Пассажир последнего рейса (Штильмарк) - страница 97

Овчинников обернулся взглянуть, слышит ли эту речь милиционер, но того отозвали в другую комнату. Активисты, сидевшие молча, доверяли секретарю. Поддержки не было.

— Помоев ты на меня вылил тут больше, чем хозяйка твоя в канаву льет. Пустые слова даже в обиду принять не могу.

— Ну-ну, не больно расходись! Здесь тебе не ярмарка, дерьмо за добро выдавать. Предъяви билет или… катись!

— Приняли меня на барже смерти, в Ярославле, а билет на берегу выдать обещали. У белых минуты не был, хотя звали, сразу к красным подался. Кто после меня на барже уцелел, я еще сам не знаю, оглушен был. Съезжу, отыщу тех, кто меня принимал, на то время надобно. А покамест к брату в работники идти не желаю, однако, окромя хлеба с чаем, уже семь ден ничего не ел. Заработок нужен для поправки сил. Насчет же порошка лошадям — брехню эту слышал, но в подлость такую не верю. Ни от Ивана, ни от трактирщиков из «Лихого привета» о порошке намека не имел. Вот и весь мой сказ.
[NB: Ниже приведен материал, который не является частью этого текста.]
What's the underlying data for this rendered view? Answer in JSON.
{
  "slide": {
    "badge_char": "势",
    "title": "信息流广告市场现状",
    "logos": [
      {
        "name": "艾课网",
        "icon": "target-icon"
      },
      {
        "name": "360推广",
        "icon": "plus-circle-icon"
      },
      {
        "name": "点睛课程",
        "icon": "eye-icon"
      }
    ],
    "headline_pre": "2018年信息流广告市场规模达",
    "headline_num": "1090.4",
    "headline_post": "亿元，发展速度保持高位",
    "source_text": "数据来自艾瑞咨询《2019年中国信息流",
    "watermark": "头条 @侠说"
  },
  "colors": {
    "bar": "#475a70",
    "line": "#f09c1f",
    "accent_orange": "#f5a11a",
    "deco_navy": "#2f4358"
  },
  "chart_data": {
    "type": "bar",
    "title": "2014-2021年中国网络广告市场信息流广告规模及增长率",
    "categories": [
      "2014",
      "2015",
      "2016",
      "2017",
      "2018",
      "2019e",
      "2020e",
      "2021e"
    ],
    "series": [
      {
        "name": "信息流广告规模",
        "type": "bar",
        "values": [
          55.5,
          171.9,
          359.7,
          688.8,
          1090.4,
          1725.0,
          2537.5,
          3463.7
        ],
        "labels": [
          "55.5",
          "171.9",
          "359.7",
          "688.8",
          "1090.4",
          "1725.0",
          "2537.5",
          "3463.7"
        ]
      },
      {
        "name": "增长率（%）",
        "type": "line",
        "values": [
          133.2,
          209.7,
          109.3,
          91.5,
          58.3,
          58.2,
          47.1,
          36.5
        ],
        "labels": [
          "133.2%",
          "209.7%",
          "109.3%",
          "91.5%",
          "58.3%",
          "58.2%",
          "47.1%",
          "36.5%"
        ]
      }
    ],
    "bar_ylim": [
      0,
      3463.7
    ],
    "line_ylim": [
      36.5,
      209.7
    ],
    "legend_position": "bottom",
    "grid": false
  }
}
— Куда сейчас пойдешь? — Жилин смягчил резкий тон.

— К тебе не попрошусь, не бойсь!

— Ну вот что, Овчинников Александр! — секретарь поднялся с места. — Напиши заявление. Представь доказательства. Дело не шуточное, сам понимаешь. Две рекомендации представь от близко тебя знающих членов партии. Тогда поставим вопрос на ячейке…

Вместе с милиционером Сашка вышел из сельсовета.

— Может, по старой памяти к зазнобушке бывшей в «Лихой привет» завернешь? — подмигнул Петр Иванович.

Сашку передернуло. Он коротко кивнул милиционеру, бросил: «Нам с тобой не по дороге!» — и побрел было в сторону монастырского кладбища, но тучный Петр Иванович поймал его за руку и удержал силой.

— Постой, постой, брат, не серчай! Совет желаешь мой?

— Ну слушаю.

— Ты Дементьева, капитана, Владимира Даниловича, знаешь? Он в Ярославле, можно сказать, человек свой, там и ячейка его, при пароходстве. Его слово для Жилина самое веское. Постигаешь?

— Он же, верно, с пароходом своим на ремонте в Городце?

— И не угадал! Раненый лежит здесь, в Яшме. На мостике под бандитскую пулю угодил…

— Спасибо, Петр Иванович, подумаю!


Первый сухой снежок слегка присыпал смятые бумажные цветы венков, ленты с черными надписями и хвойные лапы, успевшие пожелтеть. Теперь оба родителя Александра Овчинникова покоятся рядом, как жили…

Сашка сидел на скамеечке внутри ограды. Голову туманила дурнота, одолевала слабость.

Шаги сзади. Неужели брат Иван? Сашка не подготовил себя внутренне к этой встрече — как отказать старшему брату, если начнет просить, чтобы вернулся меньшой к прежнему ремеслу? Но шел к могиле не брат Иван, а подгулявший кладбищенский сторож.